Our plan to ski some interesting north faces in the Swiss Alps got smashed by the weather forecast, but as our camper was already packed up and we did not want to stay in Northern Tyrol as the conditions did not look too promising, we were searching for alternatives. We found an incredible one: The Brenta mountains in Italy. Stable weather for three days and a ski line, that I was looking upon for quiet a while now, made the decision easy.

After a long drive we are in urgent need of pizza to fuel ourselves for the upcoming adventure. Late in the night we arrive in Madonna di Campiglio and must realize that the road to the Rifugio Vallesinella is still closed, which is basically not a problem, but adds another 40 minutes of hiking to the tour.

Early in the morning, the alarm ends our short night and we start walking through the darkness. At the hut we are finally able to start skinning and make our way to the Rifugio Casinei at 1800 m, where we get to see the long west facing traverse to the Brentei hut for the very first time. We are not amused at all, as the snow will be very soft in the afternoon and the slopes are still loaded. Moreover, finding the right track through the rocks seems to be anything but not easy and in the end we just realize that there might be a way easier ascent through the valley below. I still don’t get why all descriptions propose to do this crazy traverse instead of just walking on the valley floor. We decide to adjust our plan for the following day and go for a second attempt.​​​​​​​
We go to bed early and getting up is not a big deal: We are excited! A short breakfast and we set off. After one hour we reach a very steep section with some kind of a rock wall, but no reason to panic: The summer track is free of snow and we just hike up in running shoes. Afterwards the terrain flattens, and we can change the Salomons for ski boots and follow the skin track that leads us to a broad, 35° steep gully. We are driven by our curiosity for the Canalone Neri and cover ground rapidly. Then, we are finally able to see our objective – wow! This is amazing! The couloir is surrounded by 700-metre-high rock walls and looks gigantic. Three other alpinists, small as ants, who are already climbing up give scale to the scenery and outline the enormous distances: The slope is around 800 meters long and in average around 45°-50° steep. Absolutely incredible!

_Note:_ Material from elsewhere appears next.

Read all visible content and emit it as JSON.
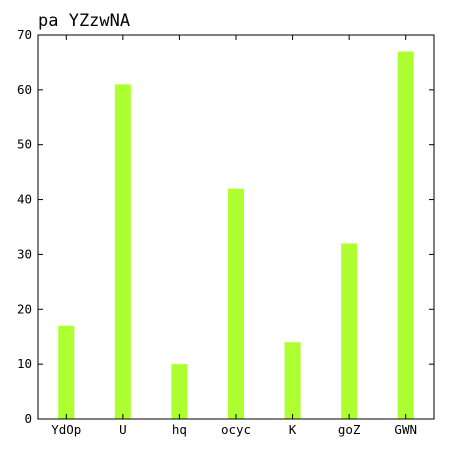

We are on fourth and fifth position in the couloir and there are about seven people following. To be honest I dislike being in such a steep terrain with a lot of other people as there are just a lot more hazards around. Falling rocks, sluff, etc… Today everybody pays attention, and we are all able to get up safely. Thank you guys!

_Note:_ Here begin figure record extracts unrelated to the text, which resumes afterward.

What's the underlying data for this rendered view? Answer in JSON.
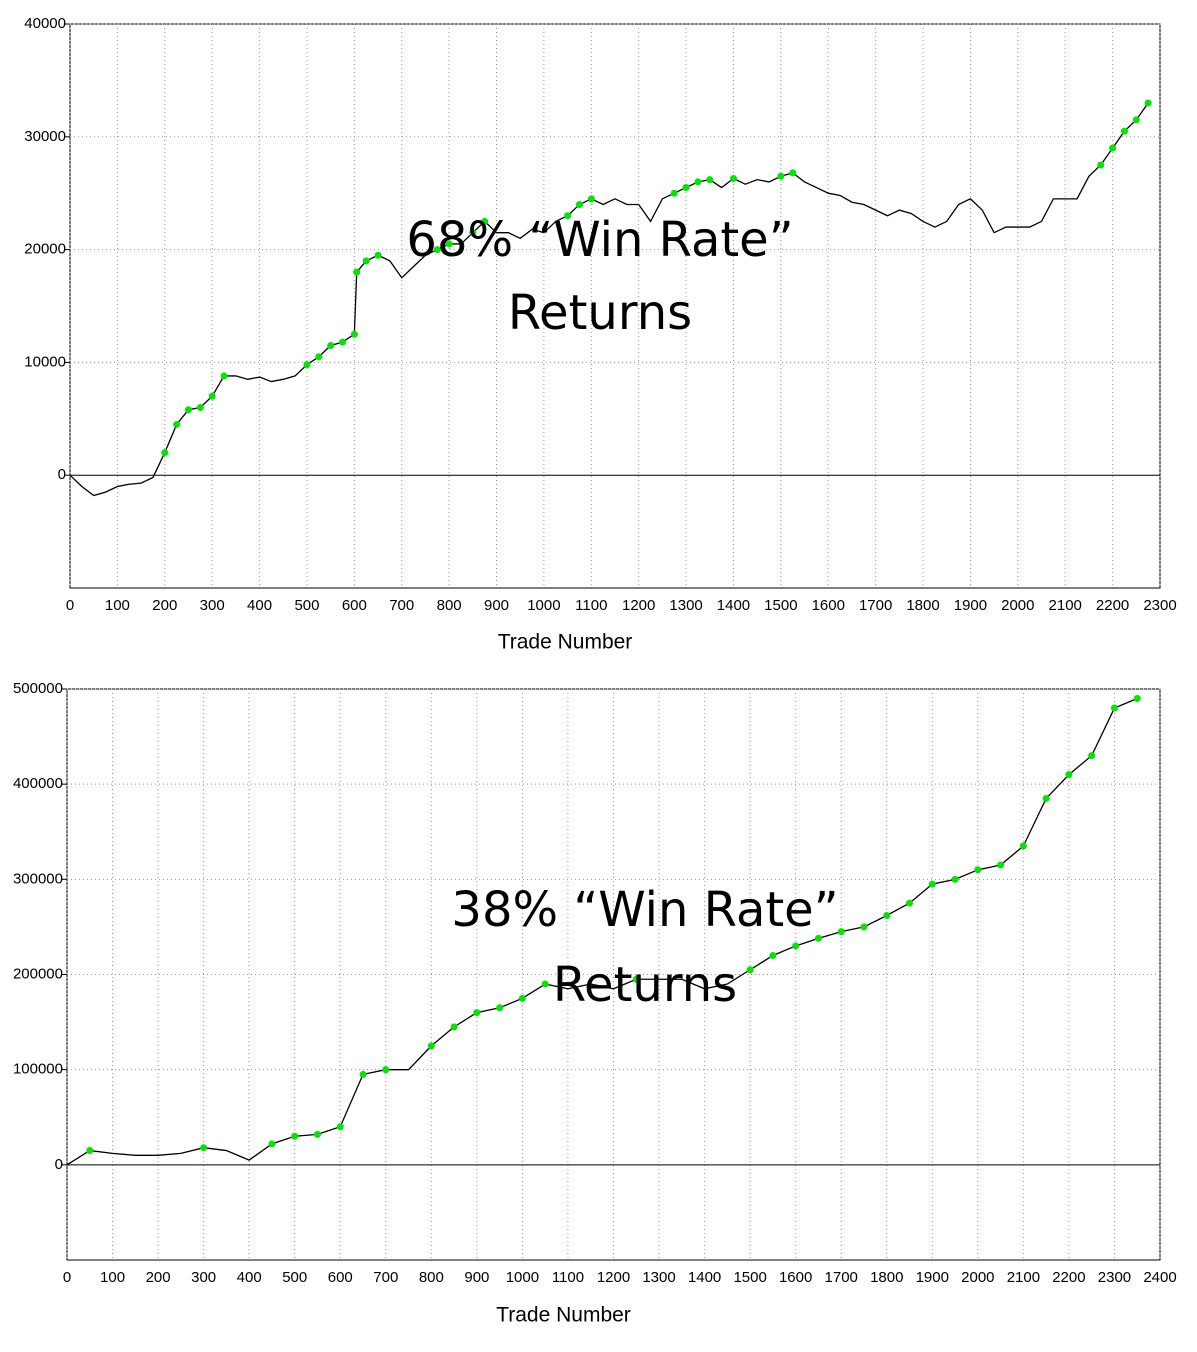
{
  "chart_data": [
    {
      "type": "line",
      "xlabel": "Trade Number",
      "annotation": [
        "68% “Win Rate”",
        "Returns"
      ],
      "x": [
        0,
        25,
        50,
        75,
        100,
        125,
        150,
        175,
        200,
        225,
        250,
        275,
        300,
        325,
        350,
        375,
        400,
        425,
        450,
        475,
        500,
        525,
        550,
        575,
        600,
        605,
        625,
        650,
        675,
        700,
        725,
        750,
        775,
        800,
        825,
        850,
        875,
        900,
        925,
        950,
        975,
        1000,
        1025,
        1050,
        1075,
        1100,
        1125,
        1150,
        1175,
        1200,
        1225,
        1250,
        1275,
        1300,
        1325,
        1350,
        1375,
        1400,
        1425,
        1450,
        1475,
        1500,
        1525,
        1550,
        1575,
        1600,
        1625,
        1650,
        1675,
        1700,
        1725,
        1750,
        1775,
        1800,
        1825,
        1850,
        1875,
        1900,
        1925,
        1950,
        1975,
        2000,
        2025,
        2050,
        2075,
        2100,
        2125,
        2150,
        2175,
        2200,
        2225,
        2250,
        2275
      ],
      "series": [
        {
          "color": "#000000",
          "values": [
            0,
            -1000,
            -1800,
            -1500,
            -1000,
            -800,
            -700,
            -200,
            2000,
            4500,
            5800,
            6000,
            7000,
            8800,
            8800,
            8500,
            8700,
            8300,
            8500,
            8800,
            9800,
            10500,
            11500,
            11800,
            12500,
            18000,
            19000,
            19500,
            19000,
            17500,
            18500,
            19500,
            20000,
            20500,
            20500,
            21500,
            22500,
            21500,
            21500,
            21000,
            21800,
            21500,
            22500,
            23000,
            24000,
            24500,
            24000,
            24500,
            24000,
            24000,
            22500,
            24500,
            25000,
            25500,
            26000,
            26200,
            25500,
            26300,
            25800,
            26200,
            26000,
            26500,
            26800,
            26000,
            25500,
            25000,
            24800,
            24200,
            24000,
            23500,
            23000,
            23500,
            23200,
            22500,
            22000,
            22500,
            24000,
            24500,
            23500,
            21500,
            22000,
            22000,
            22000,
            22500,
            24500,
            24500,
            24500,
            26500,
            27500,
            29000,
            30500,
            31500,
            33000
          ]
        }
      ],
      "highlight_color": "#00e600",
      "xlim": [
        0,
        2300
      ],
      "ylim": [
        -10000,
        40000
      ],
      "xticks": [
        0,
        100,
        200,
        300,
        400,
        500,
        600,
        700,
        800,
        900,
        1000,
        1100,
        1200,
        1300,
        1400,
        1500,
        1600,
        1700,
        1800,
        1900,
        2000,
        2100,
        2200,
        2300
      ],
      "yticks": [
        0,
        10000,
        20000,
        30000,
        40000
      ],
      "grid": true
    },
    {
      "type": "line",
      "xlabel": "Trade Number",
      "annotation": [
        "38% “Win Rate”",
        "Returns"
      ],
      "x": [
        0,
        50,
        100,
        150,
        200,
        250,
        300,
        350,
        400,
        450,
        500,
        550,
        600,
        650,
        700,
        750,
        800,
        850,
        900,
        950,
        1000,
        1050,
        1100,
        1150,
        1200,
        1250,
        1300,
        1350,
        1400,
        1450,
        1500,
        1550,
        1600,
        1650,
        1700,
        1750,
        1800,
        1850,
        1900,
        1950,
        2000,
        2050,
        2100,
        2150,
        2200,
        2250,
        2300,
        2350
      ],
      "series": [
        {
          "color": "#000000",
          "values": [
            0,
            15000,
            12000,
            10000,
            10000,
            12000,
            18000,
            15000,
            5000,
            22000,
            30000,
            32000,
            40000,
            95000,
            100000,
            100000,
            125000,
            145000,
            160000,
            165000,
            175000,
            190000,
            185000,
            190000,
            185000,
            195000,
            195000,
            195000,
            185000,
            190000,
            205000,
            220000,
            230000,
            238000,
            245000,
            250000,
            262000,
            275000,
            295000,
            300000,
            310000,
            315000,
            335000,
            385000,
            410000,
            430000,
            480000,
            490000
          ]
        }
      ],
      "highlight_color": "#00e600",
      "xlim": [
        0,
        2400
      ],
      "ylim": [
        -100000,
        500000
      ],
      "xticks": [
        0,
        100,
        200,
        300,
        400,
        500,
        600,
        700,
        800,
        900,
        1000,
        1100,
        1200,
        1300,
        1400,
        1500,
        1600,
        1700,
        1800,
        1900,
        2000,
        2100,
        2200,
        2300,
        2400
      ],
      "yticks": [
        0,
        100000,
        200000,
        300000,
        400000,
        500000
      ],
      "grid": true
    }
  ]
}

Few meters into the gully we have to put our skis on the backpack and start climbing up by the use of crampons and ice axes. Step for step, meter for meter, we are gaining height. Luckily we do not have to break trail in the deep and soft snow and can safe some energy for the demanding descent. Suddenly, after two hours of monotonous “step, ice axe, step, ice axe, step, …” the terrain leans back and we reach the flat summit plateau. High five! Halfway done. We don’t spend too much time enjoying the beautiful view over the Brenta region and quickly prepare ourselves for the skiing as the next team is already reaching the summit.
We doublecheck our bindings, buckle up the boots and after a short “Watch out and enjoy the ride” I go for the first turns. As usual I take it easy at the beginning and check how the snow feels on skis. This definitely is serious terrain and you don’t want to lose control here. Even if there is no cliff in between or anything, a crash would probably end up 800 meters below at the exit.  Today I feel comfortable and speed up until I reach a good safe spot to the skiers left. Then it’s Kathi’s turn and I am in charge of taking pictures of her skiing down the steepest section of the slope.

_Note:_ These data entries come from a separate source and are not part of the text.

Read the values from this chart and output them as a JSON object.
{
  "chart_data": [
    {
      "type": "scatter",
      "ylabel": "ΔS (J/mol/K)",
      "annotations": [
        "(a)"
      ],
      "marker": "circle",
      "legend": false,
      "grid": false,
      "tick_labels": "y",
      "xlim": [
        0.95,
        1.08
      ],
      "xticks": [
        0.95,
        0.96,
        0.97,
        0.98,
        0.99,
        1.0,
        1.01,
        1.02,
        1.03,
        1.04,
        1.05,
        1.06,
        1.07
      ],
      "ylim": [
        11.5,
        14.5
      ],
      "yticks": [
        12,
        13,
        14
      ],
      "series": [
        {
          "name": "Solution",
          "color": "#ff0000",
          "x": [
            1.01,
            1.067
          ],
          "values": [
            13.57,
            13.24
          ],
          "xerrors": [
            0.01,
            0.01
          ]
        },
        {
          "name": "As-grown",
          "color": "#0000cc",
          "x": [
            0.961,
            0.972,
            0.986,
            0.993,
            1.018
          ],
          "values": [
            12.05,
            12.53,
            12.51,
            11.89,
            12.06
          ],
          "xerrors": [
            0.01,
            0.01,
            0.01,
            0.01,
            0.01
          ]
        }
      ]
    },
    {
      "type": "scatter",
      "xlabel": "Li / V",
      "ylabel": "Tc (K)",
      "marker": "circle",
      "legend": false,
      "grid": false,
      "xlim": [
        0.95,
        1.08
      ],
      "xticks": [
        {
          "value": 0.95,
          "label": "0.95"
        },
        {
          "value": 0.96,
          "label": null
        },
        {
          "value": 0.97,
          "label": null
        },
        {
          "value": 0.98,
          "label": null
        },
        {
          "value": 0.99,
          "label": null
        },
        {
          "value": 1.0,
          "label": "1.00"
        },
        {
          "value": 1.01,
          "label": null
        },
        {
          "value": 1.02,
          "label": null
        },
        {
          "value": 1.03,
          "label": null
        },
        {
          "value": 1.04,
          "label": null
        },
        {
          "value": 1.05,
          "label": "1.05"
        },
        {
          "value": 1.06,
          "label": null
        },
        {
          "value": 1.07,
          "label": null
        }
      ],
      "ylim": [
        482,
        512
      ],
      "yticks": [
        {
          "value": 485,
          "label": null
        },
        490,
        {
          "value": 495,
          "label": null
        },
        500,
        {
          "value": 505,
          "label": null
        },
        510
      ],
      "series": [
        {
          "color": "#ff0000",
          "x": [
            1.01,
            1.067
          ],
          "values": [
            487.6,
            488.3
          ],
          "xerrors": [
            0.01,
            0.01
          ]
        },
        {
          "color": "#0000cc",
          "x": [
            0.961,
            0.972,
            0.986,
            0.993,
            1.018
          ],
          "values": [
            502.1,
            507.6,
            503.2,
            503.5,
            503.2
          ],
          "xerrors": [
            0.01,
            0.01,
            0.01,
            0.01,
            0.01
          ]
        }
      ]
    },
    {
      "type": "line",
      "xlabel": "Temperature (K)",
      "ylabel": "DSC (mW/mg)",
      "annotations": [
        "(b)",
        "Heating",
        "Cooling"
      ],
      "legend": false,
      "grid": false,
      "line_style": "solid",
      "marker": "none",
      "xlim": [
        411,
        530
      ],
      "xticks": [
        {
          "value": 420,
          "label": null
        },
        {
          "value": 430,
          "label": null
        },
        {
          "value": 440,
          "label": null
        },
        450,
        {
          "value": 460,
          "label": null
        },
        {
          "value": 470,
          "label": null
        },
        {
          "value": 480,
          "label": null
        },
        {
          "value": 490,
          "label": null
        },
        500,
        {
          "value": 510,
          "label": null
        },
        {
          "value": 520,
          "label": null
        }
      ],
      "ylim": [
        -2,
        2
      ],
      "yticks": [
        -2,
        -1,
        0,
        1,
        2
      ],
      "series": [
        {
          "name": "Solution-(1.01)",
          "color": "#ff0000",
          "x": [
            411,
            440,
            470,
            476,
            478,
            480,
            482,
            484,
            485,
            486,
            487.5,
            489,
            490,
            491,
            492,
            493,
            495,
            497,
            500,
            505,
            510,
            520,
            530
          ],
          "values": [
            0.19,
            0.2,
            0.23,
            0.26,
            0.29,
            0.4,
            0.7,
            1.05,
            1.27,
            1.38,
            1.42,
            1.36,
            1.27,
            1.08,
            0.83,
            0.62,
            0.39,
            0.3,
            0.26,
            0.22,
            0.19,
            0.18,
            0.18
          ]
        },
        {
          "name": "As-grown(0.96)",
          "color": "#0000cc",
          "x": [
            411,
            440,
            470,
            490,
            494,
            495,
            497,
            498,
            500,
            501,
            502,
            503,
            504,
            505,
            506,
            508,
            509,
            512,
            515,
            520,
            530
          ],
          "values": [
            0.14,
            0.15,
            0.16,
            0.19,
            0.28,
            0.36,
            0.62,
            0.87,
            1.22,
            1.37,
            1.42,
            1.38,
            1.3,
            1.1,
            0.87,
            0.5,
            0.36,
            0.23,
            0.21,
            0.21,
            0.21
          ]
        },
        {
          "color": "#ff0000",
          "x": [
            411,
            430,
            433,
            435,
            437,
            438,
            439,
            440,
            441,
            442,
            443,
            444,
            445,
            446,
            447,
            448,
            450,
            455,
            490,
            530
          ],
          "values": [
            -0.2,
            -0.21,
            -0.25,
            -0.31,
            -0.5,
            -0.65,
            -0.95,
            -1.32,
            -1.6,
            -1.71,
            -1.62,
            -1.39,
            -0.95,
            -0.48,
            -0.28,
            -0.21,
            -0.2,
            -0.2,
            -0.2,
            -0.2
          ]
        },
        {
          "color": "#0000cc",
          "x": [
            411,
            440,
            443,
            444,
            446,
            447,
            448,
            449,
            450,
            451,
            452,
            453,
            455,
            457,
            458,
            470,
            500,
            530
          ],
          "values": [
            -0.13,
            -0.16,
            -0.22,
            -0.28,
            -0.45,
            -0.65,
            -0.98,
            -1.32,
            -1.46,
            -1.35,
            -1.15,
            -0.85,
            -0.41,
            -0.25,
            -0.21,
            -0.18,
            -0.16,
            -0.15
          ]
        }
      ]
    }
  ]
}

A narrow section that seemed to be a bit more difficult during our ascent turns out to be relatively easy and then the slope opens up. The snow is incredible here and there are still huge patterns of untracked powder snow, so I fully switch into freeride mode. I am picking up more speed and rapidly loose height chasing down the couloir in big turns.
After the final section that is a bit harder and larded with chunks of ice and packed snow, we exit the Canalone Neri and ski into the sun. What an incredible ski adventure!
Feeling fulfilled and happy we ski back to our running shoes and walk down the forestry road to our car. So what is next? Let’s go south, take some days off at a lake and ride the mountain bike!